Frauen im Laufgitter uscì che lei era ancora una bambina. Si è sentita orgogliosa di sua madre quando lo ha letto per la prima volta?
Ero già una donna adulta e conoscevo ogni parola di quel libro, anche i toni erano i medesimi che ero solita ascoltare in casa ogni giorno. Ho ammirato mia madre nelle lettere d’amore scorgendone l’intensità dei discorsi, scoprendo come queste due persone avessero così tanta voglia l’una dell’altra, provassero una così forte attrazione sessuale.

Ho ammirato la capacità di mia madre di confrontarsi costantemente con i temi più difficili, non temeva mai il confronto anche se sapeva che dall’altra parte non avrebbe trovato consenso. Quale fortuna ebbe nell’incontrare mio padre, uomo dalla stessa caratura intellettuale, anche lui abile scrittore ma di animo così differente. Peter von Roten era uno spirito libero e riusciva a riunire molte cose sotto lo stesso cappello, mentre mia madre vedeva tutto in una linea retta. Eppure per tutta la loro vita il coraggio e la voglia di stare insieme non sono mai venuti meno.

Iris von Roten scandalizzò l’opinione pubblica per la sua idea di maternità. Sosteneva che il modello classico del ruolo materno non rappresentasse un modello di vita soddisfacente. Quando lei aveva pochi mesi, per riprendersi dagli strapazzi del parto, partì per alcune settimane in Spagna e in Italia. Lei fu affidata a un orfanotrofio per neonati. Guardando indietro cosa ne pensa?
Avevo sei settimane di vita. Bisogna immaginarsi che in un istituto del genere ci sono puericultrici altamente qualificate, molto più esperte di una madre quarantenne alle prime armi. Quando mi portarono a casa c’erano due bambinaie meravigliose ad attendermi alle quali mi affezionai molto.

Nel 1993, dopo la nascita di sua figlia, iniziò a lavorare a tempo pieno come curatrice della collezione di monete e sigilli del Museo nazionale svizzero di Zurigo. Come mai questa scelta?
Un anno prima di rimanere incinta lavoravo a metà tempo e si aprì la possibilità di incrementare questa posizione al 100%. Mi candidai e la selezione andò per le lunghe.
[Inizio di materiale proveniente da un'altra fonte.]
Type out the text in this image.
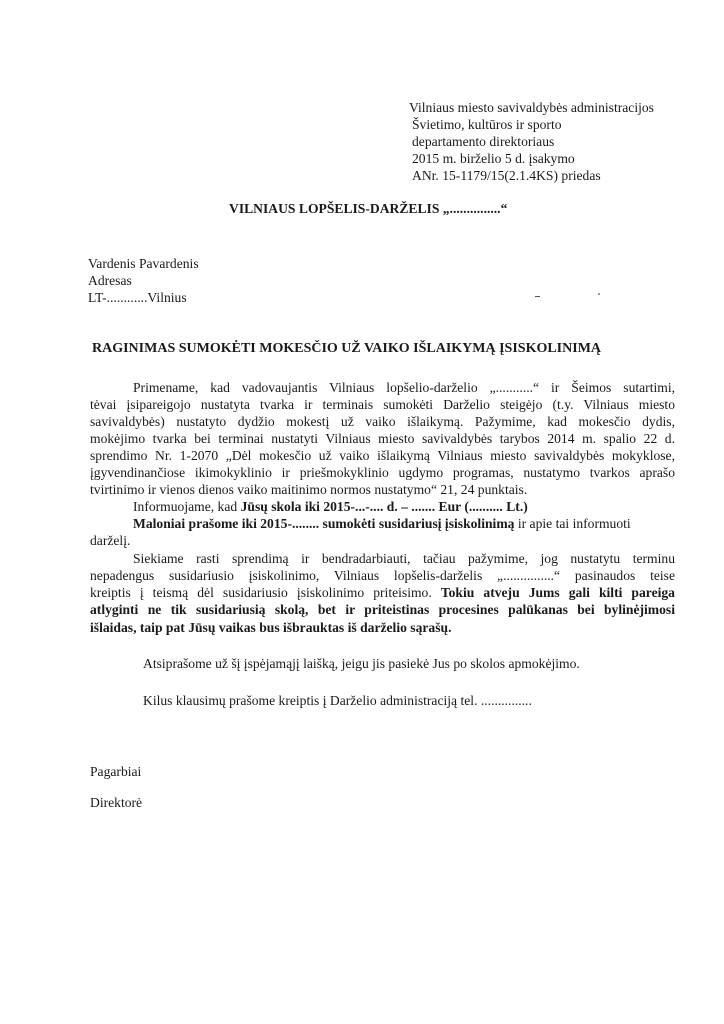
Vilniaus miesto savivaldybės administracijos
Švietimo, kultūros ir sporto
departamento direktoriaus
2015 m. birželio 5 d. įsakymo
ANr. 15-1179/15(2.1.4KS) priedas
VILNIAUS LOPŠELIS-DARŽELIS „...............“
Vardenis Pavardenis
Adresas
LT-............Vilnius
RAGINIMAS SUMOKĖTI MOKESČIO UŽ VAIKO IŠLAIKYMĄ ĮSISKOLINIMĄ
Primename, kad vadovaujantis Vilniaus lopšelio-darželio „...........“ ir Šeimos sutartimi,
tėvai įsipareigojo nustatyta tvarka ir terminais sumokėti Darželio steigėjo (t.y. Vilniaus miesto
savivaldybės) nustatyto dydžio mokestį už vaiko išlaikymą. Pažymime, kad mokesčio dydis,
mokėjimo tvarka bei terminai nustatyti Vilniaus miesto savivaldybės tarybos 2014 m. spalio 22 d.
sprendimo Nr. 1-2070 „Dėl mokesčio už vaiko išlaikymą Vilniaus miesto savivaldybės mokyklose,
įgyvendinančiose ikimokyklinio ir priešmokyklinio ugdymo programas, nustatymo tvarkos aprašo
tvirtinimo ir vienos dienos vaiko maitinimo normos nustatymo“ 21, 24 punktais.
Informuojame, kad Jūsų skola iki 2015-...-.... d. – ....... Eur (.......... Lt.)
Maloniai prašome iki 2015-........ sumokėti susidariusį įsiskolinimą ir apie tai informuoti
darželį.
Siekiame rasti sprendimą ir bendradarbiauti, tačiau pažymime, jog nustatytu terminu
nepadengus susidariusio įsiskolinimo, Vilniaus lopšelis-darželis „...............“ pasinaudos teise
kreiptis į teismą dėl susidariusio įsiskolinimo priteisimo. Tokiu atveju Jums gali kilti pareiga
atlyginti ne tik susidariusią skolą, bet ir priteistinas procesines palūkanas bei bylinėjimosi
išlaidas, taip pat Jūsų vaikas bus išbrauktas iš darželio sąrašų.
Atsiprašome už šį įspėjamąjį laišką, jeigu jis pasiekė Jus po skolos apmokėjimo.
Kilus klausimų prašome kreiptis į Darželio administraciją tel. ...............
Pagarbiai
Direktorė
Ero quasi al termine della gravidanza quando mi comunicarono che il posto era mio. Si trattava di un’opportunità unica e accettai prendendomi i mesi di maternità che mi spettavano. Una scelta che non ho mai rimpianto.

Cercai subito un asilo nido e contai sull’aiuto del mio compagno che ci sapeva fare con i bambini e adorava stare con loro. A casa ci dividevamo i compiti, la sera se uno di noi due aveva un impegno, l’altro stava con la bambina. Se si vuole fare carriera si dà priorità alla professione.
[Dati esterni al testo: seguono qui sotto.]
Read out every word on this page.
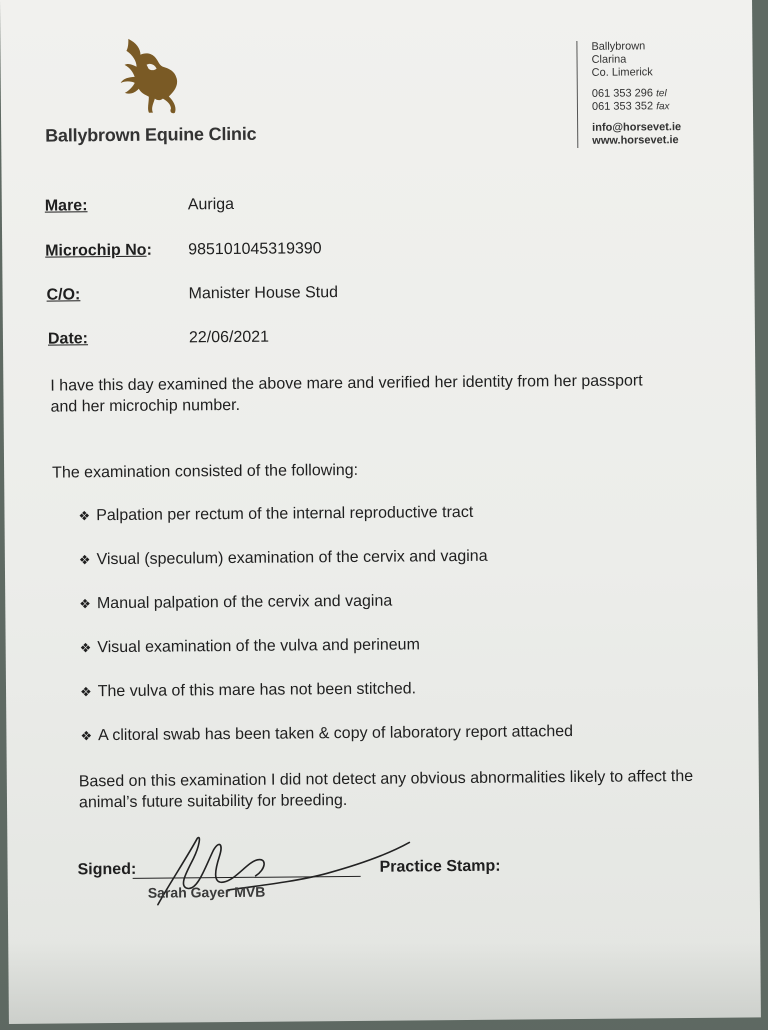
Ballybrown Equine Clinic
Ballybrown
Clarina
Co. Limerick
061 353 296 tel
061 353 352 fax
info@horsevet.ie
www.horsevet.ie
Mare:	Auriga
Microchip No: 985101045319390
C/O:	Manister House Stud
Date:	22/06/2021
I have this day examined the above mare and verified her identity from her passport
and her microchip number.
The examination consisted of the following:
❖ Palpation per rectum of the internal reproductive tract
❖ Visual (speculum) examination of the cervix and vagina
❖ Manual palpation of the cervix and vagina
❖ Visual examination of the vulva and perineum
❖ The vulva of this mare has not been stitched.
❖ A clitoral swab has been taken & copy of laboratory report attached
Based on this examination I did not detect any obvious abnormalities likely to affect the
animal’s future suitability for breeding.
Signed:
Sarah Gayer MVB
Practice Stamp:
Oggi per i 50 anni di voto alle donne si torna a parlare di Iris von Roten e del suo manifesto femminista, ma in tutti questi anni entrambi sono passati nel dimenticatoio. Perché?
Lasciandomi i diritti del suo libro mia madre mi ha investita di una grossa responsabilità. Ho sempre pensato che se non avessi fatto la cosa giusta di notte mi sarebbe apparsa in sogno. La verità è che il libro è stato messo a tacere. Diverso tempo fa mi sono imbattuta nella bibliografia di una dissertazione del 1960 sulla letteratura femminista svizzera in cui veniva citato ogni più insignificante testo apparso sul tema in improbabili riviste. Solo Frauen im Laufgitter mancava all’appello. Ma questo era lo spirito del tempo.
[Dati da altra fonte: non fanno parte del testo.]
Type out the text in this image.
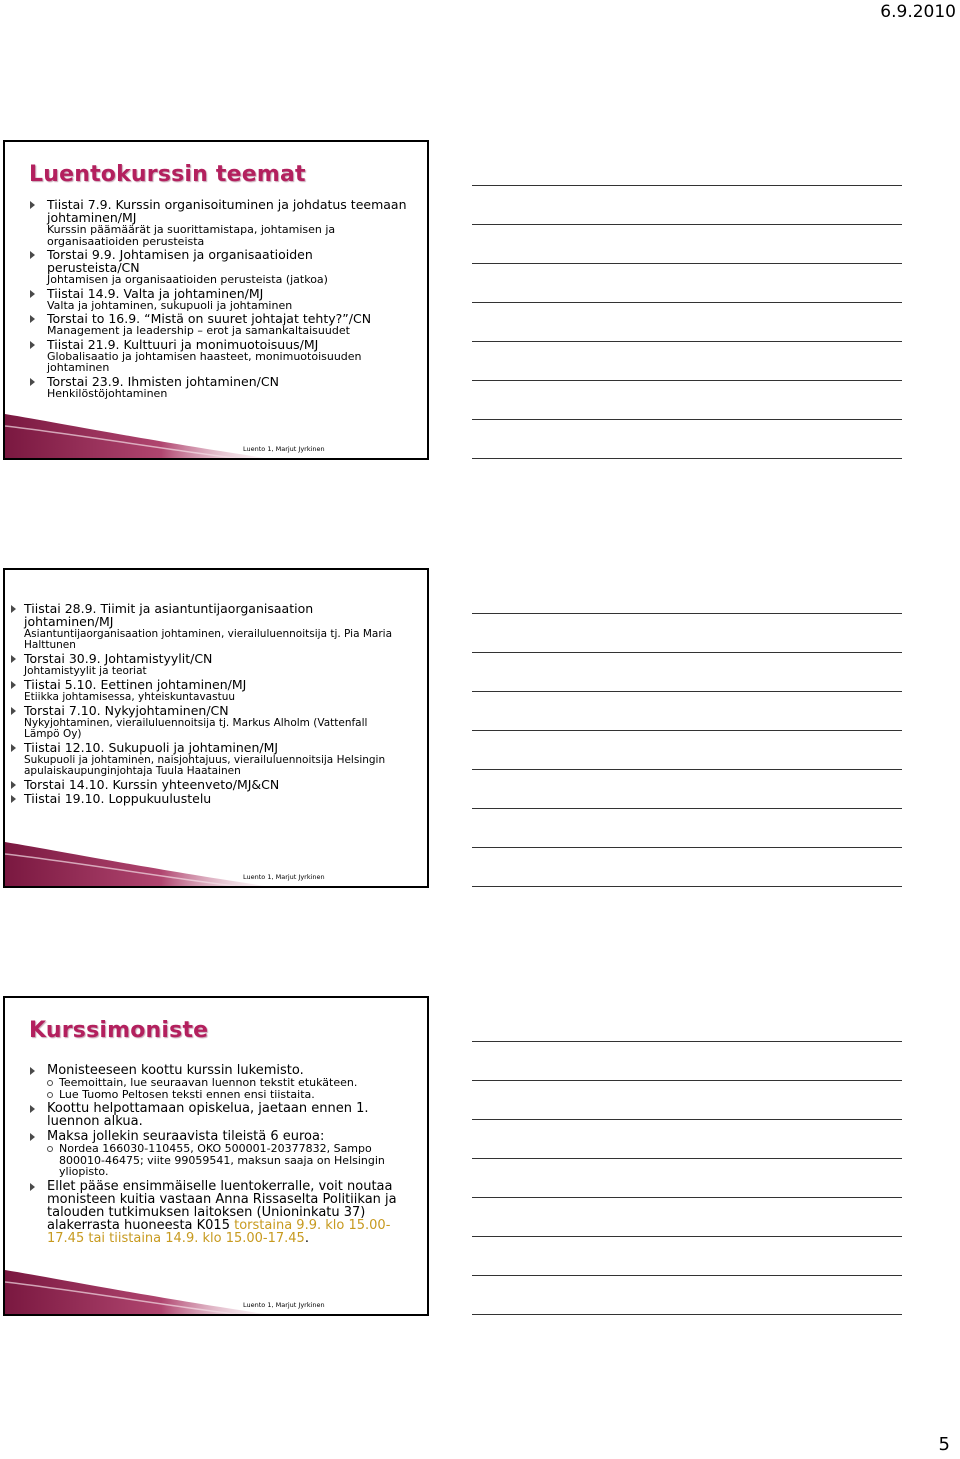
6.9.2010
Luentokurssin teemat
Tiistai 7.9. Kurssin organisoituminen ja johdatus teemaan johtaminen/MJ
Kurssin päämäärät ja suorittamistapa, johtamisen ja organisaatioiden perusteista
Torstai 9.9. Johtamisen ja organisaatioiden perusteista/CN
Johtamisen ja organisaatioiden perusteista (jatkoa)
Tiistai 14.9. Valta ja johtaminen/MJ
Valta ja johtaminen, sukupuoli ja johtaminen
Torstai to 16.9. “Mistä on suuret johtajat tehty?”/CN
Management ja leadership – erot ja samankaltaisuudet
Tiistai 21.9. Kulttuuri ja monimuotoisuus/MJ
Globalisaatio ja johtamisen haasteet, monimuotoisuuden johtaminen
Torstai 23.9. Ihmisten johtaminen/CN
Henkilöstöjohtaminen
Luento 1, Marjut Jyrkinen
Tiistai 28.9. Tiimit ja asiantuntijaorganisaation johtaminen/MJ
Asiantuntijaorganisaation johtaminen, vierailuluennoitsija tj. Pia Maria Halttunen
Torstai 30.9. Johtamistyylit/CN
Johtamistyylit ja teoriat
Tiistai 5.10. Eettinen johtaminen/MJ
Etiikka johtamisessa, yhteiskuntavastuu
Torstai 7.10. Nykyjohtaminen/CN
Nykyjohtaminen, vierailuluennoitsija tj. Markus Alholm (Vattenfall Lämpö Oy)
Tiistai 12.10. Sukupuoli ja johtaminen/MJ
Sukupuoli ja johtaminen, naisjohtajuus, vierailuluennoitsija Helsingin apulaiskaupunginjohtaja Tuula Haatainen
Torstai 14.10. Kurssin yhteenveto/MJ&CN
Tiistai 19.10. Loppukuulustelu
Luento 1, Marjut Jyrkinen
Kurssimoniste
Monisteeseen koottu kurssin lukemisto.
Teemoittain, lue seuraavan luennon tekstit etukäteen.
Lue Tuomo Peltosen teksti ennen ensi tiistaita.
Koottu helpottamaan opiskelua, jaetaan ennen 1. luennon alkua.
Maksa jollekin seuraavista tileistä 6 euroa:
Nordea 166030-110455, OKO 500001-20377832, Sampo 800010-46475; viite 99059541, maksun saaja on Helsingin yliopisto.
Ellet pääse ensimmäiselle luentokerralle, voit noutaa monisteen kuitia vastaan Anna Rissaselta Politiikan ja talouden tutkimuksen laitoksen (Unioninkatu 37) alakerrasta huoneesta K015 torstaina 9.9. klo 15.00-17.45 tai tiistaina 14.9. klo 15.00-17.45.
Luento 1, Marjut Jyrkinen
5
Il libro venne fatto a pezzi e tacciato di pornografia, non ci fu un vero dibattito sulla sostanza dei contenuti. Si costruirono dei pettegolezzi per poi apostrofarlo come un testo indecente. Poi arrivarono le giovani femministe di sinistra che non vollero avere nulla a che fare con la borghese Iris von Roten. Poco è cambiato se guardiamo Alice Schwarzer, icona del femminismo tedesco, che per altro ammiro molto. Non ha voluto condividere la notorietà con chi prima di lei ha scritto la prima opera esaustiva sulla condizione femminile. Eppure mia madre nel suo libro si occupa di tutte le donne, dalla viziata donna altoborghese alla donna delle pulizie. Al di là delle sue idee, era proprio la figura della giurista Iris von Roten a dare fastidio. I suoi modi diretti non piacevano.

Mia madre era un’individualista con un grosso ego che metteva sul piatto le sue rivendicazioni dicendo «io voglio ciò che mi spetta di diritto» e non giocava a fare la vittima. Anche per questo risultava scomoda.